I like the constancy of change," says Namita Gupta Wiggers, the newly appointed director and chief curator of the Museum of Contemporary Craft (MoCC). Curator at MoCC since 2004, and associated with the museum as a jeweler since 1999, Namita has clearly found constancy there. But in the two months she’s held her new position, she has found plenty of change, too. She seems right where she belongs.
Born in Cincinnati, Gupta Wiggers is the daughter of an Indian father from Calcutta and a mother from Pune. "Being Indian has always been very important to me," she says. "When you come to the states, your rich history is invisible. It becomes a very challenging thing." She allows that her ethnic and cultural background is "not yet relevant" to her work at the museum, but she puts unmistakable emphasis on the word "yet."
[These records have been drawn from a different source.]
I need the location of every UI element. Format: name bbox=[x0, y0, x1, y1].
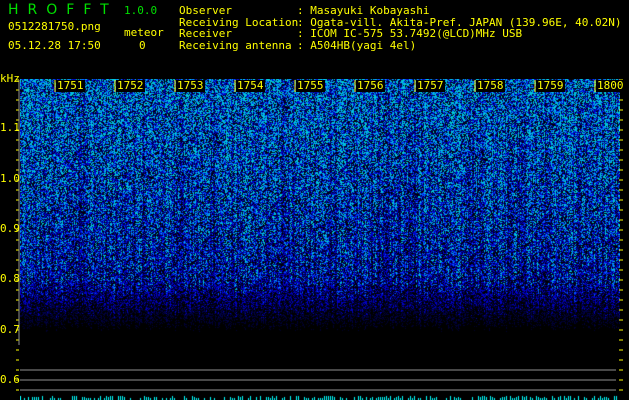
info-key: Receiver bbox=[179, 27, 232, 40]
time-tick-label: 1751 bbox=[56, 79, 85, 92]
version: 1.0.0 bbox=[124, 4, 158, 17]
y-tick-label: 0.6 bbox=[0, 373, 20, 386]
time-tick-label: 1800 bbox=[596, 79, 625, 92]
y-tick-label: 0.7 bbox=[0, 323, 20, 336]
y-tick-label: 1.0 bbox=[0, 172, 20, 185]
info-row: Receiving Location: Ogata-vill. Akita-Pr… bbox=[179, 15, 622, 29]
time-tick-label: 1756 bbox=[356, 79, 385, 92]
info-value: : ICOM IC-575 53.7492(@LCD)MHz USB bbox=[297, 27, 523, 40]
y-tick-label: 0.8 bbox=[0, 272, 20, 285]
info-key: Observer bbox=[179, 4, 232, 17]
station-info: Observer : Masayuki Kobayashi Receiving L… bbox=[179, 5, 622, 51]
time-tick-label: 1753 bbox=[176, 79, 205, 92]
time-tick-label: 1757 bbox=[416, 79, 445, 92]
datetime: 05.12.28 17:50 bbox=[8, 39, 101, 52]
info-row: Receiver : ICOM IC-575 53.7492(@LCD)MHz U… bbox=[179, 28, 622, 40]
info-value: : Masayuki Kobayashi bbox=[297, 4, 430, 17]
time-tick-label: 1758 bbox=[476, 79, 505, 92]
info-value: : A504HB(yagi 4el) bbox=[297, 38, 417, 52]
info-value: : Ogata-vill. Akita-Pref. JAPAN (139.96E… bbox=[297, 15, 622, 29]
time-tick-label: 1754 bbox=[236, 79, 265, 92]
info-key: Receiving Location bbox=[179, 15, 299, 29]
y-tick-label: 1.1 bbox=[0, 121, 20, 134]
y-axis-unit: kHz bbox=[0, 72, 20, 85]
y-tick-label: 0.9 bbox=[0, 222, 20, 235]
time-tick-label: 1759 bbox=[536, 79, 565, 92]
info-row: Observer : Masayuki Kobayashi bbox=[179, 5, 622, 17]
info-key: Receiving antenna bbox=[179, 38, 292, 52]
spectrogram bbox=[20, 79, 620, 400]
info-row: Receiving antenna : A504HB(yagi 4el) bbox=[179, 38, 622, 52]
filename: 0512281750.png bbox=[8, 20, 101, 33]
time-tick-label: 1752 bbox=[116, 79, 145, 92]
time-tick-label: 1755 bbox=[296, 79, 325, 92]
app-title: HROFFT bbox=[8, 2, 118, 18]
meteor-label: meteor bbox=[124, 26, 164, 39]
meteor-count: 0 bbox=[139, 39, 146, 52]
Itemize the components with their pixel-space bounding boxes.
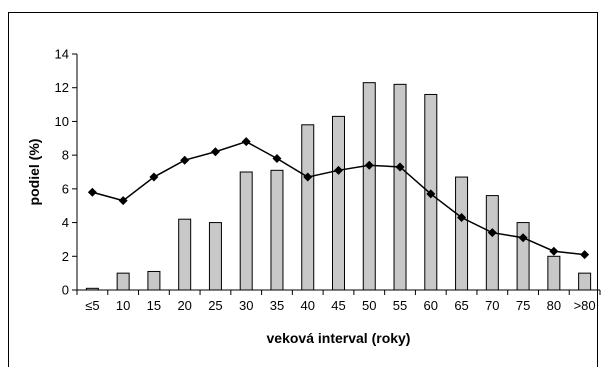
x-tick-label: 30	[239, 298, 253, 313]
bar	[393, 83, 407, 291]
line-point	[272, 154, 282, 164]
y-tick-label: 0	[62, 283, 69, 298]
bar	[301, 124, 315, 291]
line-point	[118, 196, 128, 206]
x-tick-label: ≤5	[85, 298, 99, 313]
x-axis-title: veková interval (roky)	[267, 330, 411, 346]
bar	[116, 272, 130, 291]
x-tick-label: 70	[485, 298, 499, 313]
bar	[208, 222, 222, 291]
y-tick-label: 6	[62, 181, 69, 196]
bar	[178, 218, 192, 291]
line-point	[364, 160, 374, 170]
y-tick-label: 4	[62, 215, 69, 230]
bar	[85, 287, 99, 291]
y-tick-label: 8	[62, 148, 69, 163]
x-tick-label: 35	[270, 298, 284, 313]
x-tick-label: 65	[454, 298, 468, 313]
line-point	[87, 187, 97, 197]
bar	[485, 195, 499, 291]
x-tick-label: 20	[177, 298, 191, 313]
bar	[516, 222, 530, 291]
line-point	[180, 155, 190, 165]
x-tick-label: 60	[424, 298, 438, 313]
x-tick-label: 25	[208, 298, 222, 313]
bar	[362, 82, 376, 291]
line-point	[457, 213, 467, 223]
line-point	[549, 246, 559, 256]
bar	[147, 270, 161, 291]
y-tick-label: 2	[62, 249, 69, 264]
line-point	[334, 165, 343, 175]
line-point	[303, 172, 313, 182]
x-tick-label: >80	[574, 298, 596, 313]
bar	[239, 171, 253, 291]
x-tick-label: 45	[331, 298, 345, 313]
y-tick-label: 12	[55, 80, 69, 95]
line-point	[210, 147, 220, 157]
line-point	[426, 189, 436, 199]
bar	[270, 169, 284, 291]
line-point	[518, 233, 528, 243]
line-point	[241, 137, 251, 147]
y-tick-label: 10	[55, 114, 69, 129]
bar	[332, 115, 345, 291]
chart-frame	[8, 12, 598, 367]
x-tick-label: 10	[116, 298, 130, 313]
x-tick-label: 75	[516, 298, 530, 313]
line-point	[487, 228, 497, 238]
y-axis-title: podiel (%)	[26, 139, 42, 206]
line-point	[395, 162, 405, 172]
x-tick-label: 80	[547, 298, 561, 313]
bar	[455, 176, 469, 291]
line-point	[149, 172, 159, 182]
x-tick-label: 55	[393, 298, 407, 313]
x-tick-label: 15	[147, 298, 161, 313]
y-tick-label: 14	[55, 47, 69, 62]
bar	[547, 255, 561, 291]
line-point	[580, 250, 590, 260]
bar	[578, 272, 592, 291]
x-tick-label: 50	[362, 298, 376, 313]
x-tick-label: 40	[301, 298, 315, 313]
Namita’s experience with museums goes way back beyond what’s listed on her résumé. She remembers how the Cincinnati Art Museum smelled when she was six years old. She remembers that, when her family was living in New Jersey, her mother drove new immigrants around New York City and used the city’s museums as "a portal to understand culture in the U.S." And she remembers spending hours at the Menil Collection in Houston, reading about works of art as she sat in front of them.
"It’s a privilege to get to be physically near a real object, as opposed to on the internet or in a book," she explains. "Objects catch you off guard, make you step out of yourself. That proximity is why I work in museums."
In her previous position at the museum, Gupta Wiggers curated five exhibits a year, bringing in collaborators on specific projects. Now that she will oversee the museum both "overall and in integrated partnership with the Pacific Northwest College of Art" (PNCA), she will still supervise the exhibition program, but two new colleagues will curate two shows a year each, leaving one for her. "Museum-goers will see multiple perspectives, hear from multiple voices," she says.
What does the future at MoCC look like? "Right now, we have an opportunity to redefine the role of the museum in the next century," says Gupta Wiggers, moving between a more passive attitude she calls "feed me" to a more active approach she characterizes as "I want to select what I want to take away from this museum." She allows that it is possible to address both relationships with the museum, but "not everything will be relevant to everyone, and museum-goers have to meet us halfway."
Brought on board as curator in 2004 in part to help shape the transition from the museum’s original home on S.W. Corbett Street, Namita is keenly sensitive to the importance of location. "How to be a relevant museum in a small city" is one of the questions she plans to answer, and she also perceives the museum’s location on the edge of Chinatown as part of its identity.
Don’t be surprised if Gupta Wiggers takes a chance or two as she helps propel MoCC forward. "I admire people who are willing to take risks, try something new that shapes the future, rather than let the future happen to them." She is particularly excited about the idea of "a museum that functions as a laboratory," thanks to the partnership of MoCC and PNCA.
Asked what was important to her that our readers know, Gupta Wiggers answered swiftly and surely. "The Museum of Contemporary Craft is here for the community, a resource for people to come and be inspired, provoked, and made aware of the breadth of human creativity, and to see your own place in this."